China-based Alibaba Group, Baidu, and Tencent Holding last week announced plans to deploy Barefoot’s Tofino switches running the open source P4 language, targeted at programmable forwarding plane technology.
Those deals followed up on a domestic win with AT&T, which last month signed on to become the first telecommunications provider to deploy the Barefoot switches. AT&T said it planned to install Tofino-based white boxes running SnapRoute’s FlexSwitch Network Operating System (NOS) in parts of its existing MPLS-based networks.
While the deals themselves were not anything out of the ordinary for equipment vendors, Barefoot VP Ed Doe said the latest string of agreements were unique in that the company was able to name names.
“It’s important to have customers willing to identify and talk about their plans,” said Doe, on the heels of the latest announcement. “We were lucky to have AT&T talk about their plans as it’s not always easy to get companies to talk about their underlying technologies.”
More specific to the AT&T deal, Doe said the agreement was significant because it showed a bold move by a traditional telecommunications provider making an aggressive play in an arena typically led by webscale companies.
Open Source Opportunities
Doe noted that Barefoot’s use of open source as the basis of its platform is likely one reason it’s been able to score deals. The company knows that going with open source can provide a boost to rivals as they can gain access to at least some of the code base, but that’s overcome by a growing urgency from operators in moving away from closed environments whenever possible.
“That’s part of the pros and cons of using open source,” Doe said. “You need to stay ahead of the game in order to remain competitive.

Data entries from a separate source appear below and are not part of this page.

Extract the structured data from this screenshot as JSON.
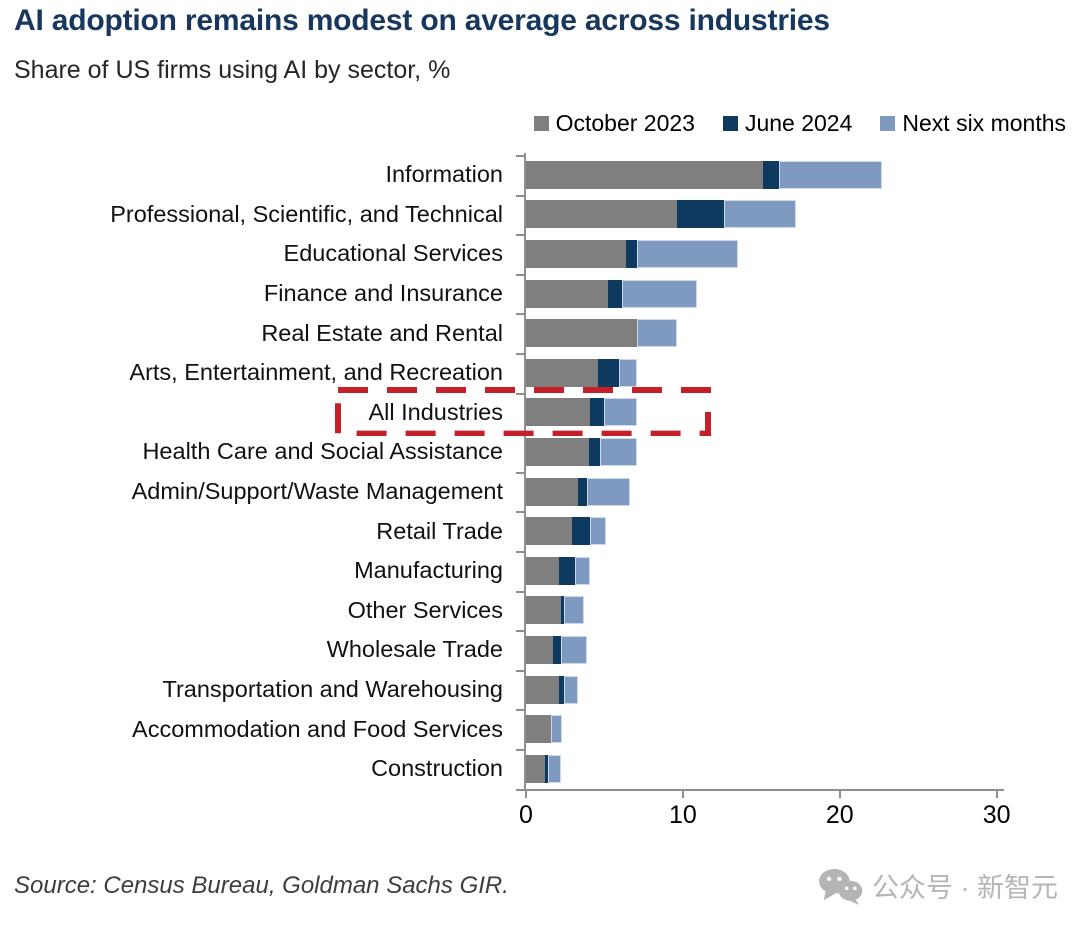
{
  "title": "AI adoption remains modest on average across industries",
  "subtitle": "Share of US firms using AI by sector, %",
  "legend_position": "top-right",
  "colors": {
    "october_2023": "#7f7f7f",
    "june_2024": "#0e3a5f",
    "next_six_months": "#7e9ac0",
    "highlight_red": "#c5202a",
    "title_blue": "#17375e",
    "axis_gray": "#8f8f8f"
  },
  "chart_data": {
    "type": "bar",
    "orientation": "horizontal",
    "stacked": true,
    "values_are_cumulative": true,
    "title": "AI adoption remains modest on average across industries",
    "xlabel": "",
    "ylabel": "",
    "xlim": [
      0,
      30
    ],
    "xticks": [
      "0",
      "10",
      "20",
      "30"
    ],
    "xtick_values": [
      0,
      10,
      20,
      30
    ],
    "grid": false,
    "categories": [
      "Information",
      "Professional, Scientific, and Technical",
      "Educational Services",
      "Finance and Insurance",
      "Real Estate and Rental",
      "Arts, Entertainment, and Recreation",
      "All Industries",
      "Health Care and Social Assistance",
      "Admin/Support/Waste Management",
      "Retail Trade",
      "Manufacturing",
      "Other Services",
      "Wholesale Trade",
      "Transportation and Warehousing",
      "Accommodation and Food Services",
      "Construction"
    ],
    "series": [
      {
        "name": "October 2023",
        "color": "#7f7f7f",
        "values": [
          15.1,
          9.6,
          6.4,
          5.2,
          7.1,
          4.6,
          4.1,
          4.0,
          3.3,
          2.9,
          2.1,
          2.2,
          1.7,
          2.1,
          1.6,
          1.2
        ]
      },
      {
        "name": "June 2024",
        "color": "#0e3a5f",
        "values": [
          16.1,
          12.6,
          7.1,
          6.1,
          7.1,
          5.9,
          5.0,
          4.7,
          3.9,
          4.1,
          3.1,
          2.4,
          2.2,
          2.4,
          1.6,
          1.4
        ]
      },
      {
        "name": "Next six months",
        "color": "#7e9ac0",
        "values": [
          22.7,
          17.2,
          13.5,
          10.9,
          9.6,
          7.1,
          7.1,
          7.1,
          6.6,
          5.1,
          4.1,
          3.7,
          3.9,
          3.3,
          2.3,
          2.2
        ]
      }
    ],
    "highlight": {
      "category": "All Industries",
      "style": "red-dashed-box",
      "color": "#c5202a"
    }
  },
  "source": "Source: Census Bureau, Goldman Sachs GIR.",
  "watermark": {
    "icon": "wechat-icon",
    "text": "公众号 · 新智元"
  }
}
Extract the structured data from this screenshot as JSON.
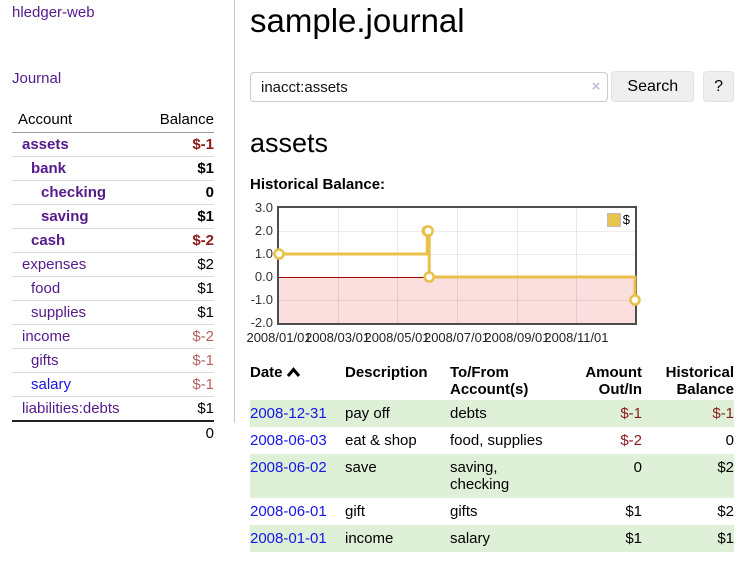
{
  "app": {
    "title": "hledger-web"
  },
  "colors": {
    "link_purple": "#551a8b",
    "link_blue": "#1515e5",
    "negative_strong": "#8b1a1a",
    "negative_light": "#b2635f",
    "row_green": "#dff0d8",
    "chart_line": "#e8c04a"
  },
  "sidebar": {
    "journal_link": "Journal",
    "accounts": {
      "headers": [
        "Account",
        "Balance"
      ],
      "rows": [
        {
          "name": "assets",
          "balance": "$-1",
          "indent": 1,
          "bold": true,
          "neg": "strong"
        },
        {
          "name": "bank",
          "balance": "$1",
          "indent": 2,
          "bold": true
        },
        {
          "name": "checking",
          "balance": "0",
          "indent": 3,
          "bold": true
        },
        {
          "name": "saving",
          "balance": "$1",
          "indent": 3,
          "bold": true
        },
        {
          "name": "cash",
          "balance": "$-2",
          "indent": 2,
          "bold": true,
          "neg": "strong"
        },
        {
          "name": "expenses",
          "balance": "$2",
          "indent": 1
        },
        {
          "name": "food",
          "balance": "$1",
          "indent": 2
        },
        {
          "name": "supplies",
          "balance": "$1",
          "indent": 2
        },
        {
          "name": "income",
          "balance": "$-2",
          "indent": 1,
          "neg": "light"
        },
        {
          "name": "gifts",
          "balance": "$-1",
          "indent": 2,
          "neg": "light"
        },
        {
          "name": "salary",
          "balance": "$-1",
          "indent": 2,
          "neg": "light",
          "link_color": "blue"
        },
        {
          "name": "liabilities:debts",
          "balance": "$1",
          "indent": 1
        }
      ],
      "total": "0"
    }
  },
  "main": {
    "title": "sample.journal",
    "search": {
      "value": "inacct:assets",
      "clear_icon": "×",
      "button_label": "Search",
      "help_label": "?"
    },
    "account_heading": "assets",
    "chart_label": "Historical Balance:"
  },
  "chart_data": {
    "type": "line",
    "step": true,
    "title": "Historical Balance",
    "x_range": [
      "2008-01-01",
      "2008-12-31"
    ],
    "ylim": [
      -2,
      3
    ],
    "yticks": [
      "3.0",
      "2.0",
      "1.0",
      "0.0",
      "-1.0",
      "-2.0"
    ],
    "xtick_labels": [
      "2008/01/01",
      "2008/03/01",
      "2008/05/01",
      "2008/07/01",
      "2008/09/01",
      "2008/11/01"
    ],
    "series": [
      {
        "name": "$",
        "color": "#e8c04a",
        "points": [
          [
            "2008-01-01",
            1
          ],
          [
            "2008-06-01",
            2
          ],
          [
            "2008-06-02",
            2
          ],
          [
            "2008-06-03",
            0
          ],
          [
            "2008-12-31",
            -1
          ]
        ]
      }
    ],
    "legend": {
      "label": "$",
      "position": "top-right"
    },
    "negative_region_color": "#fbdede",
    "zero_line_color": "#a40000",
    "grid": true
  },
  "register": {
    "headers": [
      "Date",
      "Description",
      "To/From\nAccount(s)",
      "Amount\nOut/In",
      "Historical\nBalance"
    ],
    "sort_icon": "chevron-up",
    "rows": [
      {
        "date": "2008-12-31",
        "description": "pay off",
        "accounts": "debts",
        "amount": "$-1",
        "balance": "$-1"
      },
      {
        "date": "2008-06-03",
        "description": "eat & shop",
        "accounts": "food, supplies",
        "amount": "$-2",
        "balance": "0"
      },
      {
        "date": "2008-06-02",
        "description": "save",
        "accounts": "saving,\nchecking",
        "amount": "0",
        "balance": "$2"
      },
      {
        "date": "2008-06-01",
        "description": "gift",
        "accounts": "gifts",
        "amount": "$1",
        "balance": "$2"
      },
      {
        "date": "2008-01-01",
        "description": "income",
        "accounts": "salary",
        "amount": "$1",
        "balance": "$1"
      }
    ]
  }
}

It’s a double-edged sword, but has a great impact on generating adoption.”
For a company founded by Nick McKeown, who is considered an instrumental player in the foundation of software-defined networking (SDN); having raised hundreds of millions of dollars in funding due to excitement over its programmable switch platform; and having recently added former Google executive Craig Barratt to lead the company, Doe said Barefoot attempts to keep a start-up mentality.
“These deals are really more validation for those that have been here and working on these projects,” Doe said. “This was a bold play and a lot of people are really happy to see their hard work used.”